The world's first Dlasercode history
It is based on the theory that no two gemstones are exactly alike, and therefore, the internal mass light of each gemstone will be unique. The system records the subtle differences in the cut pattern of a diamond. It acts like a fingerprint to identify a person. It can generate an aurora generated by a vertical laser beam that produces a diamond "reflection pattern" created by a collinated beam of light directed at the gem's countertop. Although the two stones may look similar, the GIL shadow is difficult enough to identify each diamond, and the world's first GIL was recorded and registered on March 12, 1976.
A milestone in diamond anti-counterfeiting technology
Despite the complexity of diamond identification, tens of millions of dollars worth of lost and stolen diamonds have been identified and returned to their rightful owners, and more than $10 billion worth of diamonds have been marked with a GIL. Including Rare Diamonds and Rare GIL Gemstones from the largest museum in the United States.
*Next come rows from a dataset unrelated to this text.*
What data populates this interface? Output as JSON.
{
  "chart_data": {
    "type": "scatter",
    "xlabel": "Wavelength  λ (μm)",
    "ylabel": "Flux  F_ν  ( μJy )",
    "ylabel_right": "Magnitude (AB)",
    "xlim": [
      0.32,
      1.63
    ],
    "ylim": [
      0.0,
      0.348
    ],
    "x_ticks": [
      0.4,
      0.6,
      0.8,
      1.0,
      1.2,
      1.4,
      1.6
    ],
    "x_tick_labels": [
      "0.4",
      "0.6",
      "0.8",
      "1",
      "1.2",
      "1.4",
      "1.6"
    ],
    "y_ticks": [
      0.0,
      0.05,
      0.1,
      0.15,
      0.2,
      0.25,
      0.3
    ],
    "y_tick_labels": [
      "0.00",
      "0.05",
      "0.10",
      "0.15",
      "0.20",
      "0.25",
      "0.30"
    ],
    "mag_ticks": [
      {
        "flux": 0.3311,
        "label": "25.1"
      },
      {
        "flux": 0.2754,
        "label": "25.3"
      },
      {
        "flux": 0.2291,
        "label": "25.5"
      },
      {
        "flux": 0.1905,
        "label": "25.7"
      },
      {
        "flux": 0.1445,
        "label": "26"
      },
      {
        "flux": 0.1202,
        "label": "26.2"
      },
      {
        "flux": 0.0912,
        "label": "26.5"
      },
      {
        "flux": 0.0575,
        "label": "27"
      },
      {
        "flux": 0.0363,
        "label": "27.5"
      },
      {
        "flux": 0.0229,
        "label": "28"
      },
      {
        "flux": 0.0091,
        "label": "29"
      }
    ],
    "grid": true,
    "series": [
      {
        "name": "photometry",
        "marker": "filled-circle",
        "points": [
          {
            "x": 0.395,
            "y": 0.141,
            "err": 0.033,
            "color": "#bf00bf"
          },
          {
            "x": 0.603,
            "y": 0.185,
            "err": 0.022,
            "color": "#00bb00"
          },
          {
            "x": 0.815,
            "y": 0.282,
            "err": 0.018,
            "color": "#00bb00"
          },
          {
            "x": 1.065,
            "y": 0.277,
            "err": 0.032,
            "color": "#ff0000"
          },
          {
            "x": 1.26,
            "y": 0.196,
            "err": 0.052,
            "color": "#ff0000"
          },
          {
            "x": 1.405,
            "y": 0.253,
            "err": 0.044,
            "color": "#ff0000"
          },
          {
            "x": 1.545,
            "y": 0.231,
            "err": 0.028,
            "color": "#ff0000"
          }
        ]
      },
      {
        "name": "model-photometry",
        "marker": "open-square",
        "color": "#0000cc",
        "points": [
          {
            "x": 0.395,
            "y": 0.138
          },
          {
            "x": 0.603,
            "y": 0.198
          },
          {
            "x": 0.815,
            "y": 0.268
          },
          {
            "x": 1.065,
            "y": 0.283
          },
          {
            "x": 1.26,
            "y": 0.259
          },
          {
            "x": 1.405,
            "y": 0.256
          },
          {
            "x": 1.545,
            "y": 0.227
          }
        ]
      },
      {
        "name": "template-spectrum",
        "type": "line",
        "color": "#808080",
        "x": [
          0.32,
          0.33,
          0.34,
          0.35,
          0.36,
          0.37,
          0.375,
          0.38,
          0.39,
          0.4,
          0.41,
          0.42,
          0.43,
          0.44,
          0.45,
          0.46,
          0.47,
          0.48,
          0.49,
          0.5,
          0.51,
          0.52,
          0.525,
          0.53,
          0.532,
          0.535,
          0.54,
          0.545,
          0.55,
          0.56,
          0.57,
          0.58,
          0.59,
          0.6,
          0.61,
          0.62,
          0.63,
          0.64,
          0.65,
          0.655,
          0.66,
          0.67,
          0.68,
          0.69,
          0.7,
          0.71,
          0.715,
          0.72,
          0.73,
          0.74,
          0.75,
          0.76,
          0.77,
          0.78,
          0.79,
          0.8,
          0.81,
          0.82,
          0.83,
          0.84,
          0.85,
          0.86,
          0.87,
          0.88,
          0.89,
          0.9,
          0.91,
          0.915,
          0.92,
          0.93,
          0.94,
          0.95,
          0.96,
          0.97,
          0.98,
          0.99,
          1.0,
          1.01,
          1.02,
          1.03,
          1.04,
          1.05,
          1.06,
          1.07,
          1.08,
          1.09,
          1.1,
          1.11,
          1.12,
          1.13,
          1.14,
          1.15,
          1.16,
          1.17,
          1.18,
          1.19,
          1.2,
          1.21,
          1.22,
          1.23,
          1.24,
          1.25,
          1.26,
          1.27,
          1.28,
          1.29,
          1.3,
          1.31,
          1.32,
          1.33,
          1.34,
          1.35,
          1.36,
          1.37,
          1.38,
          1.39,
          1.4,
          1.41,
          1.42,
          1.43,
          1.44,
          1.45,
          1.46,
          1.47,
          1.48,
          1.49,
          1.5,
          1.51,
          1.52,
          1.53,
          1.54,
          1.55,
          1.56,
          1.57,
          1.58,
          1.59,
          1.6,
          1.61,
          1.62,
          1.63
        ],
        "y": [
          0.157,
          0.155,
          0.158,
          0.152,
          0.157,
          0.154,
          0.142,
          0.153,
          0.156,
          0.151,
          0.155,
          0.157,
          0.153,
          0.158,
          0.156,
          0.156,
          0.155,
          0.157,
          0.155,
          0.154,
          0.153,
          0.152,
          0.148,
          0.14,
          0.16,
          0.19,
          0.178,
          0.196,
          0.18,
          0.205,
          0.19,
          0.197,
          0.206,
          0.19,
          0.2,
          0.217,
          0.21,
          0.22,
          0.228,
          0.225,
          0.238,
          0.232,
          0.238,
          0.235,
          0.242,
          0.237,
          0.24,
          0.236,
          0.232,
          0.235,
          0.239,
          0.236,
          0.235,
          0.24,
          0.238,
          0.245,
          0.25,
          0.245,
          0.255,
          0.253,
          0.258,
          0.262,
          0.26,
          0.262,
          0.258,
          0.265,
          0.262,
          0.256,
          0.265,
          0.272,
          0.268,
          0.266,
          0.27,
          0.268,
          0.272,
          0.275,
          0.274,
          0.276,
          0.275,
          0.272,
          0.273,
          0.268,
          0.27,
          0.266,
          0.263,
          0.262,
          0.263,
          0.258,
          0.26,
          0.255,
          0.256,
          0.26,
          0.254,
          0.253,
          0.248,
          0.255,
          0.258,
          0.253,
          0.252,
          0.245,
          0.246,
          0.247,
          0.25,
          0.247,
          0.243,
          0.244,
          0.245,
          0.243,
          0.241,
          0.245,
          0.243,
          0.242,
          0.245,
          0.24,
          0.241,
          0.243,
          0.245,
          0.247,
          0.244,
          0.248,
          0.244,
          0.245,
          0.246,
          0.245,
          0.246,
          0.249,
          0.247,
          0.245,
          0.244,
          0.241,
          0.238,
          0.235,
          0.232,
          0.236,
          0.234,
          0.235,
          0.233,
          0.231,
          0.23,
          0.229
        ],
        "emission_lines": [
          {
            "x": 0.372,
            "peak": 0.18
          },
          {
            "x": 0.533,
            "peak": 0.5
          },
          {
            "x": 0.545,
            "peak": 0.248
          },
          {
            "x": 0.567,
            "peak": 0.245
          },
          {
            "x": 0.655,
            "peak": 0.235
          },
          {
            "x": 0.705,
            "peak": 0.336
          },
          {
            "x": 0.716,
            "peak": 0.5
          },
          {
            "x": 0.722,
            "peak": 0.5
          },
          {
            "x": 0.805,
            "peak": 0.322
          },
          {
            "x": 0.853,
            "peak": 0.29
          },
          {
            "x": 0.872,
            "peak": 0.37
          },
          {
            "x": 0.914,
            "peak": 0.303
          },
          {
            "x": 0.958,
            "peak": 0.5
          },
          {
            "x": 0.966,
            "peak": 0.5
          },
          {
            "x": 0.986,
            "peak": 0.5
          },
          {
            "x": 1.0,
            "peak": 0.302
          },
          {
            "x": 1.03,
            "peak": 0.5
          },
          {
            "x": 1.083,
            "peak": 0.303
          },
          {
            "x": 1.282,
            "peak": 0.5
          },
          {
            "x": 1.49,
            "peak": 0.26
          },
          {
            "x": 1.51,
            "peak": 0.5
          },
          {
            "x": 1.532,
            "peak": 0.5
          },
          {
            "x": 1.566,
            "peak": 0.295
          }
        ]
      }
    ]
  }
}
Headquartered in New York City, New York, the world's only non-invasive identification system. GIL's technology is now used by diamond cutters, gemstone laboratories, wholesalers, manufacturers, retailers and e-commerce networks worldwide. Recorded and registered on March 12, 1976 GL debuted in the United States in 1978 and is headquartered in Chicago. GIL was quickly accepted as irrefutable evidence in court, securing convictions, and remains the world's only scientific, non-invasive method of diamond identification.